By some small miracle there was a customer toilet, situated under the stairs I had just run up. I ran back down, and if it were at all possible, began to relax. My muscles were exhausted with having to 'hold it in'. I was nearly there, NEARLY THERE.

At the bottom of the stairs I spied the toilets, I went in. I was about to blow, there was no holding it in, not a second longer. I opened the door and looked for the cubicle.... The cubicle.... The cubicle.

Where was the fucking cubicle? This was a toilet with two urinals and a hand basin. The only public convenience in the whole world without the facility to crap. And I needed a crap, in fact, there was no need, there was no want, I was having a crap. And if I didn't make a quick decision it was going straight in my pants.

So I was standing in the middle of a small deserted station toilet during rush hour. At any second someone could walk in. Making its way down my bowel was a package of poisons rejected by my body and, against all normal conventions I didn't have my trousers off in preparation for the impending evacuation. Without immediate action I was, for the first time in some 25 years, about to poo myself. What's more, I was about to poo myself with the sloppiest poo imaginable. Choices had to be made and risks had to be taken....

Urinal or basin, urinal or basin. One of them was about to get it.

I don't remember the rationale, but urinal it was, in one swift movement I undid my trousers, pulled them down, pumped into the urinal, lifted my trousers and walked out of the toilet. One. Swift. Movement. Five seconds after I had shat in the urinal of a public toilet I was standing waiting for a Met line train into Baker Street like nothing had happened.

I joined a busy train and had to stand. I was paranoid that people could smell me, but no one seemed concerned. My paranoia was soon surpassed.

By the cramps...

It was happening again it was like I was having unexpected twins. No sooner had I recovered from the first then I had to go through it all again. As it happens an Indian lady was standing in front of me, I'm not sure what her height was in conventional measures, but she came right up to my nostrils. Moreover, she had enjoyed a curry the night before. This was perfect in bringing on the symptoms in double quick time.

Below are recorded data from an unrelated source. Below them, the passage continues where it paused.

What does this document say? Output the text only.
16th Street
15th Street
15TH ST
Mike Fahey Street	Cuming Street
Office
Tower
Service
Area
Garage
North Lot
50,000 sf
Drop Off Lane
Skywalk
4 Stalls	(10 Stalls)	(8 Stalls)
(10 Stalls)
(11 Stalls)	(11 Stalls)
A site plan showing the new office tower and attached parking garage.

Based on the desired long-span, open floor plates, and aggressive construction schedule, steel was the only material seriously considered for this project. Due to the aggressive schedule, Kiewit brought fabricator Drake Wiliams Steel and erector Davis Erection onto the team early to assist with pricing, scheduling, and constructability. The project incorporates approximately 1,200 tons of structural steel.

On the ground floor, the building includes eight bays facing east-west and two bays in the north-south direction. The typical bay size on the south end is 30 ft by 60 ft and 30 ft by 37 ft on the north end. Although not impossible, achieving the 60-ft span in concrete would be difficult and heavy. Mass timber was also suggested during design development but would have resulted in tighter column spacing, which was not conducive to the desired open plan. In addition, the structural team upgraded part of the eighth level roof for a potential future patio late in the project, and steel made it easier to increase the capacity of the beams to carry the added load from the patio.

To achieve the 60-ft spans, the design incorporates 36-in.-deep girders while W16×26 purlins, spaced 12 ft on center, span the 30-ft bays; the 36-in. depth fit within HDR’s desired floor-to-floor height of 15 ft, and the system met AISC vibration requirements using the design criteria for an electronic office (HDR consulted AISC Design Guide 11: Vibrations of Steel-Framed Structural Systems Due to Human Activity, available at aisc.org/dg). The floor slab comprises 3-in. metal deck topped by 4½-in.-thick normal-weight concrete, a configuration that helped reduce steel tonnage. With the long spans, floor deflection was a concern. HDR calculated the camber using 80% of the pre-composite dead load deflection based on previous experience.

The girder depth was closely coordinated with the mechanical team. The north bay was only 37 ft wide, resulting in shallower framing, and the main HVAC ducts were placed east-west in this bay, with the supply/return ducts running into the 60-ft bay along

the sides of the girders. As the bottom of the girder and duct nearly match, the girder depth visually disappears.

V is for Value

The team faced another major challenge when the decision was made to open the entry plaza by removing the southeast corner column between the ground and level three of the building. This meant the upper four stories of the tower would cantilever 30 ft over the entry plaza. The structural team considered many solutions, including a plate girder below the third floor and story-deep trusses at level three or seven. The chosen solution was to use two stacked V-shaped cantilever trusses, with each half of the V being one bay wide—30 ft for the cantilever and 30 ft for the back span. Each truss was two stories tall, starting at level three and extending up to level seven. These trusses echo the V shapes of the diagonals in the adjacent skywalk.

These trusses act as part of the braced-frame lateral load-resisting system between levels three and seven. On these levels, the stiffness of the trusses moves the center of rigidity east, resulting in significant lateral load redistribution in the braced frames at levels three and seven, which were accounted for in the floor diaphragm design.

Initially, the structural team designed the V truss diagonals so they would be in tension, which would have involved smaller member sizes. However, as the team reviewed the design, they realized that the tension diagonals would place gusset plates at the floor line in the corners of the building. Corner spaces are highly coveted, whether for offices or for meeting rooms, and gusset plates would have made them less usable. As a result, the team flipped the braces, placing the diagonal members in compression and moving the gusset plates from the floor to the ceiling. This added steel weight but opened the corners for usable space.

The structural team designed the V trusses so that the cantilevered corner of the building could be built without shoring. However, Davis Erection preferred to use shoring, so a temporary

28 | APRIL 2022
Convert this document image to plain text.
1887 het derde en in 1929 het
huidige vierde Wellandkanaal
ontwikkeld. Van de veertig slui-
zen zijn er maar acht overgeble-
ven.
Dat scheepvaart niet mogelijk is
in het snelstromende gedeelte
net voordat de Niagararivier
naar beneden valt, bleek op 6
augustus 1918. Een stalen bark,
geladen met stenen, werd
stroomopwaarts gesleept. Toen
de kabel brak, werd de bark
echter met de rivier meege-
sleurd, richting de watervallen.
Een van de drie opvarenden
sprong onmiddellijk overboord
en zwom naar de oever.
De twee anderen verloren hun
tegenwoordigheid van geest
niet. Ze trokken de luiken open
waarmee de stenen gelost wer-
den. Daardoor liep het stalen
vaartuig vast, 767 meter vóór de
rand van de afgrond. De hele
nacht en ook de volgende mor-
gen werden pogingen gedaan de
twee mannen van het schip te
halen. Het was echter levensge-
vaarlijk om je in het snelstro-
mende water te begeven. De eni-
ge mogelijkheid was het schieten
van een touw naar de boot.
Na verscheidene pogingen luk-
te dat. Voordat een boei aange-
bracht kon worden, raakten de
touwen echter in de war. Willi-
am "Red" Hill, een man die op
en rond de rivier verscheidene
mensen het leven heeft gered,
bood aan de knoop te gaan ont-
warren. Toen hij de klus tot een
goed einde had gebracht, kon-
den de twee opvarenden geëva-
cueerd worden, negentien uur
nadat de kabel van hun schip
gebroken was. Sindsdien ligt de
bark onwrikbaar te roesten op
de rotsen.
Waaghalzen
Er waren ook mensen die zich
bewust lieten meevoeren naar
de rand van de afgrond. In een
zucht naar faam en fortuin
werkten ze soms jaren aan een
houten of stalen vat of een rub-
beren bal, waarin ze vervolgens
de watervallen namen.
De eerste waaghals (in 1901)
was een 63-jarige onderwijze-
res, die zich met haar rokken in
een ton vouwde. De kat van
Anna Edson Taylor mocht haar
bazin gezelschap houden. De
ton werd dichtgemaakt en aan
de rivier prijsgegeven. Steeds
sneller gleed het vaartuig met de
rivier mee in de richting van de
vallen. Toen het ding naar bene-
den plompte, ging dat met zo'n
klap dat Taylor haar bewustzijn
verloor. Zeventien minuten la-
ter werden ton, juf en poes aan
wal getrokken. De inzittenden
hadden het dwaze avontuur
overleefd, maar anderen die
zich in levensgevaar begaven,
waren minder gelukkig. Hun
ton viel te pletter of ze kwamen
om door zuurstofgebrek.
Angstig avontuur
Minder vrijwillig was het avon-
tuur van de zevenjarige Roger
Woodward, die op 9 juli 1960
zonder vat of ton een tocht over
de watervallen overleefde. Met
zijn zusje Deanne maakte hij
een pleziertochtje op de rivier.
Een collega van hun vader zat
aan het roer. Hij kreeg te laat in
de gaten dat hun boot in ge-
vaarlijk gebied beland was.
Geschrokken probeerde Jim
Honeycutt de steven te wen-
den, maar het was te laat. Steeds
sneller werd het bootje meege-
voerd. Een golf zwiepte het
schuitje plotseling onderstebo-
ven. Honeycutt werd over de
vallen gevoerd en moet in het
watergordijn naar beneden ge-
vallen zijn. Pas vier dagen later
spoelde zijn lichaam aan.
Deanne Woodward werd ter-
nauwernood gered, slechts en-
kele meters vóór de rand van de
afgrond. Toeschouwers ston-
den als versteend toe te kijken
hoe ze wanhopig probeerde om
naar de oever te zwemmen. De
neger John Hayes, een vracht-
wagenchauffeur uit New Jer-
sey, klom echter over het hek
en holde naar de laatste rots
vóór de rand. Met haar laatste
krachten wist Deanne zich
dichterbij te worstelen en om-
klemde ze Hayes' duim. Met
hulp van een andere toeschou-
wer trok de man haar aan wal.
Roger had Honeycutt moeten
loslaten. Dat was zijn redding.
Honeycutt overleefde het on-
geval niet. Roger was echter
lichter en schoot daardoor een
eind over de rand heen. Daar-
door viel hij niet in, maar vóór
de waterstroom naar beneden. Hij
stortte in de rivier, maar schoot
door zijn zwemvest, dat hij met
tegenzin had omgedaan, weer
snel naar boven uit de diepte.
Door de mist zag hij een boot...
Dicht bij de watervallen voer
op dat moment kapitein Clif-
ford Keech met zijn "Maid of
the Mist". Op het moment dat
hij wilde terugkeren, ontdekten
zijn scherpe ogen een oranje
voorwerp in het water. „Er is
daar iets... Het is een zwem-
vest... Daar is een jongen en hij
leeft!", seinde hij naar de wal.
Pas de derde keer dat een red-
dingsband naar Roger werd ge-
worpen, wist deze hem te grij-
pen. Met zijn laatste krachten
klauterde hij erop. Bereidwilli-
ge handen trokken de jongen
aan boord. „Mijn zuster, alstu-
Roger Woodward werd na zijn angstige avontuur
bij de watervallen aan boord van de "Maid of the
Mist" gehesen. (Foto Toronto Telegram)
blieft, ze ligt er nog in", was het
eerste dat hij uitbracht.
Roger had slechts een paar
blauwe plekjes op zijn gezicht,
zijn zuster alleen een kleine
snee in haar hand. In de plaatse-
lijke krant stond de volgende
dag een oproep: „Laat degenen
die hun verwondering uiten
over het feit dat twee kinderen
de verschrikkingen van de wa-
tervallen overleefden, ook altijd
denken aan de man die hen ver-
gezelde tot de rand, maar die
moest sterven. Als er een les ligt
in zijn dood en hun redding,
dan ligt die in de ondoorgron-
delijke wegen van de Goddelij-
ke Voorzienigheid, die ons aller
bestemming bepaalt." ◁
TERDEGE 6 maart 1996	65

I was cramping, I was doubling up.

We pulled into Baker Street. On the South Side of Baker Street there is a toilet, but we pulled into the North side. I needed to go south, before, once again my innards reached their southernly destination. Adopting a face like I was late for an important meeting I bustled past people and ran to the toilet. I got into a cubicle, ahhh a cubicle, and bombed Dresden swimming baths once again.

I sat, exhausted, I was sweating, drained and more than anything looking down at my boxer shorts. I hadn't crapped myself, but the lack of facilities at Wembley followed by the running around at Baker Street had caused my buttocks to exercise what I can only describe at "The Cream Puff" effect.

The pants were to only victim of the horror, discarded in a skip outside the toilet. I vowed I would take a trip to Marks and Spencer at lunchtime. My torture was over.

But I never took a Metropolitan Line train again.